Rechercher
Fermer ce champ de recherche.

L’autorité de chose jugée s’attachant au jugement annulant un permis de construire

03 octobre 2023

Par une décision du 21 septembre 2023, le Conseil d’Etat considère que le juge de l’excès de pouvoir saisi d’un refus de permis de construire ne peut que confirmer la légalité de ce refus dès lors qu’un précédent jugement, devenu définitif, a annulé pour le même motif le permis de construire délivré pour ce projet.

Par un arrêté du 18 octobre 2016, un maire a refusé un permis de construire trois maisons individuelles, refus contesté par le pétitionnaire devant le Tribunal administratif. Toutefois, en cours d’instance, le maire a, par un arrêté du 6 août 2018, retiré son arrêté de refus et délivré le permis sollicité.

Saisi par les voisins, le Tribunal administratif a alors annulé le permis de construire en raison de l’erreur manifeste d’appréciation au regard de l’article R. 111-2 du code de l’urbanisme, le terrain d’assiette du projet étant exposé à des risques de glissement de terrain. Aussi, le Tribunal, refusant de se prononcer au fond, a rejeté dans un jugement du même jour le recours en excès de pouvoir dirigé contre le refus initial de permis de construire, après avoir relevé l’absence de changements de circonstances de droit et de fait, en se fondant sur l’autorité de chose jugée s’attachant à son premier jugement.

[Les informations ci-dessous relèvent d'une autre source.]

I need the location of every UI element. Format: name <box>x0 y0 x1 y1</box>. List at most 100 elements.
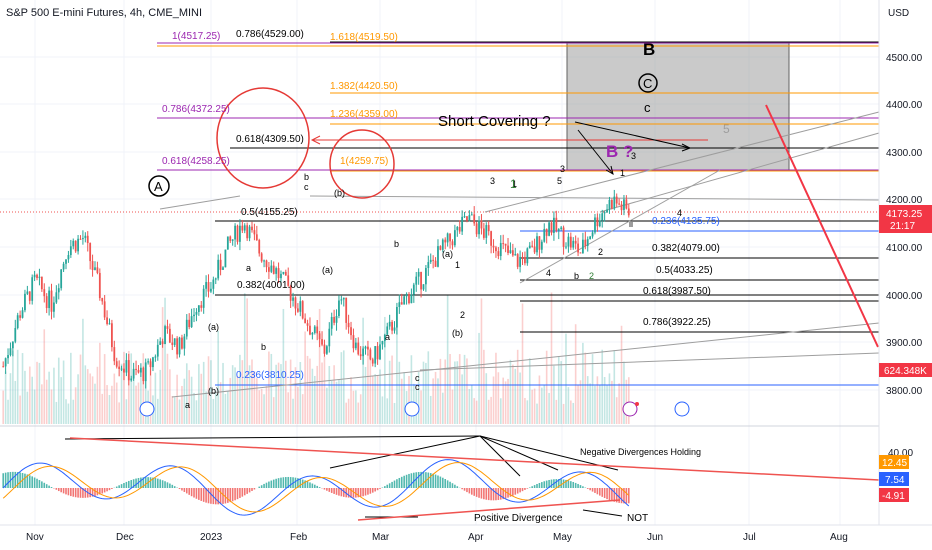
histogram-bar <box>444 479 447 488</box>
volume-bar <box>268 351 270 424</box>
histogram-bar <box>77 488 79 498</box>
volume-bar <box>277 362 280 424</box>
histogram-bar <box>251 488 253 491</box>
candle <box>321 331 323 347</box>
candle <box>74 240 77 253</box>
volume-bar <box>615 397 618 424</box>
volume-bar <box>347 398 350 424</box>
volume-bar <box>21 353 24 424</box>
histogram-bar <box>149 477 152 488</box>
candle <box>400 293 403 305</box>
histogram-bar <box>154 478 157 488</box>
histogram-bar <box>275 478 277 488</box>
price-tick: 3900.00 <box>886 338 923 349</box>
wave-label: 2 <box>460 310 465 320</box>
volume-bar <box>524 397 526 424</box>
candle <box>135 360 137 376</box>
volume-bar <box>137 382 140 424</box>
volume-bar <box>190 376 193 424</box>
replay-icon[interactable] <box>674 401 690 417</box>
volume-bar <box>574 324 577 424</box>
replay-icon[interactable] <box>139 401 155 417</box>
histogram-bar <box>193 488 195 498</box>
volume-bar <box>570 400 572 424</box>
volume-bar <box>287 392 290 424</box>
histogram-bar <box>355 488 357 498</box>
histogram-bar <box>599 488 601 496</box>
candle <box>270 260 273 274</box>
volume-bar <box>446 294 449 424</box>
candle <box>31 274 34 305</box>
histogram-bar <box>156 478 159 488</box>
volume-bar <box>16 349 19 424</box>
candle <box>306 319 309 332</box>
histogram-bar <box>369 488 372 494</box>
fib-label: 0.786(4372.25) <box>162 104 230 115</box>
candle <box>309 317 311 336</box>
wave-label: 4 <box>677 208 682 218</box>
histogram-bar <box>570 481 572 488</box>
histogram-bar <box>526 488 529 489</box>
volume-bar <box>591 354 594 424</box>
volume-bar <box>84 365 87 424</box>
volume-bar <box>55 401 58 424</box>
fib-label: 0.382(4001.00) <box>237 280 305 291</box>
volume-bar <box>485 373 488 424</box>
histogram-bar <box>456 486 459 488</box>
candle <box>405 292 408 305</box>
candle <box>14 319 17 344</box>
volume-bar <box>369 355 372 424</box>
candle <box>82 230 84 245</box>
volume-bar <box>292 398 294 424</box>
histogram-bar <box>591 488 594 492</box>
flash-icon[interactable] <box>622 401 638 417</box>
histogram-bar <box>350 488 352 498</box>
histogram-bar <box>367 488 369 495</box>
histogram-bar <box>31 476 33 488</box>
candle <box>579 252 582 254</box>
histogram-bar <box>374 488 376 492</box>
volume-bar <box>115 382 118 424</box>
candle <box>57 283 60 300</box>
candle <box>478 216 480 239</box>
histogram-bar <box>572 481 575 488</box>
volume-bar <box>246 298 248 424</box>
wave-label: 1 <box>620 168 625 178</box>
negative-divergence-label: Negative Divergences Holding <box>580 447 701 457</box>
candle <box>347 314 350 334</box>
histogram-bar <box>294 477 297 488</box>
osc-badge: 12.45 <box>882 458 907 469</box>
volume-bar <box>538 375 541 424</box>
candle <box>185 314 188 340</box>
histogram-bar <box>24 473 26 488</box>
histogram-bar <box>265 482 268 488</box>
histogram-bar <box>342 488 345 497</box>
histogram-bar <box>195 488 198 499</box>
candle <box>403 295 406 305</box>
candle <box>451 239 454 250</box>
volume-bar <box>618 383 620 424</box>
replay-icon[interactable] <box>404 401 420 417</box>
target-zone-box <box>566 42 790 171</box>
histogram-bar <box>502 488 504 500</box>
histogram-bar <box>67 488 70 496</box>
histogram-bar <box>227 488 229 503</box>
histogram-bar <box>130 480 133 488</box>
histogram-bar <box>328 488 331 492</box>
histogram-bar <box>340 488 343 497</box>
histogram-bar <box>531 486 533 488</box>
histogram-bar <box>19 472 21 488</box>
volume-bar <box>217 330 219 424</box>
volume-bar <box>313 375 316 424</box>
volume-bar <box>475 400 478 424</box>
candle <box>350 321 352 340</box>
volume-bar <box>620 325 623 424</box>
histogram-bar <box>504 488 507 499</box>
candle <box>495 245 497 258</box>
histogram-bar <box>115 486 118 488</box>
volume-bar <box>492 376 495 424</box>
volume-bar <box>270 353 273 424</box>
volume-bar <box>161 307 164 424</box>
fib-label: 0.786(3922.25) <box>643 317 711 328</box>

Le Conseil d’Etat a confirmé le raisonnement des juges du fond :

« L’autorité de chose jugée s’attachant au dispositif d’un jugement, devenu définitif, annulant un permis de construire ainsi qu’aux motifs qui en sont le support nécessaire fait obstacle à ce que, en l’absence de modification de la situation de droit ou de fait, le refus opposé antérieurement ou ultérieurement par l’autorité administrative à la demande d’un permis ayant le même objet soit annulé par le juge administratif dès lors que ce refus est fondé sur le même motif que celui ayant justifié l’annulation du permis de construire. Alors même que la légalité d’un refus de permis s’apprécie à la date à laquelle il a été pris, il appartient ainsi au juge de l’excès de pouvoir de prendre acte de l’autorité de la chose jugée s’attachant, d’une part, à l’annulation juridictionnelle devenue définitive du permis de construire ayant le même objet, délivré postérieurement à la décision de refus, et, d’autre part, aux motifs qui sont le support nécessaire de cette annulation».

Comme le souligne le Rapporteur public Laurent DOMINGO concluant sur cette affaire, le juge n’a pas fait produire à l’annulation du permis de construire des effets antérieurs à l’acte annulé, mais donne simplement son plein effet à l’autorité de chose jugée pour écarter le moyen dirigé contre un acte dont elle confirme la légalité.

La particularité des faits d’espèce doit être soulignée puisqu’était en cause le même projet, refusé dans un premier temps pour un motif de sécurité, et autorisé dans un second temps mais censuré par le Tribunal pour le même motif de sécurité. Il s’en suit qu’en présence d’un projet d’urbanisme différent, le juge n’aurait pu opposer l’autorité de chose jugée.

L’antériorité du refus ou du permis semblant indifférente, reste à savoir quelles seraient les conséquences d’un jugement qui se serait prononcé sur le refus de permis de construire, en exerçant un contrôle normal de l’erreur d’appréciation, au regard d’un jugement qui devrait statuer sur le permis de construire dont l’annulation est demandée pour le même motif, le juge exerçant alors un contrôle limité à l’erreur manifeste d’appréciation.

CE, 21 décembre 2023, Société A2C, req. n° 467076, publié au recueil Lebon, et ses conclusions.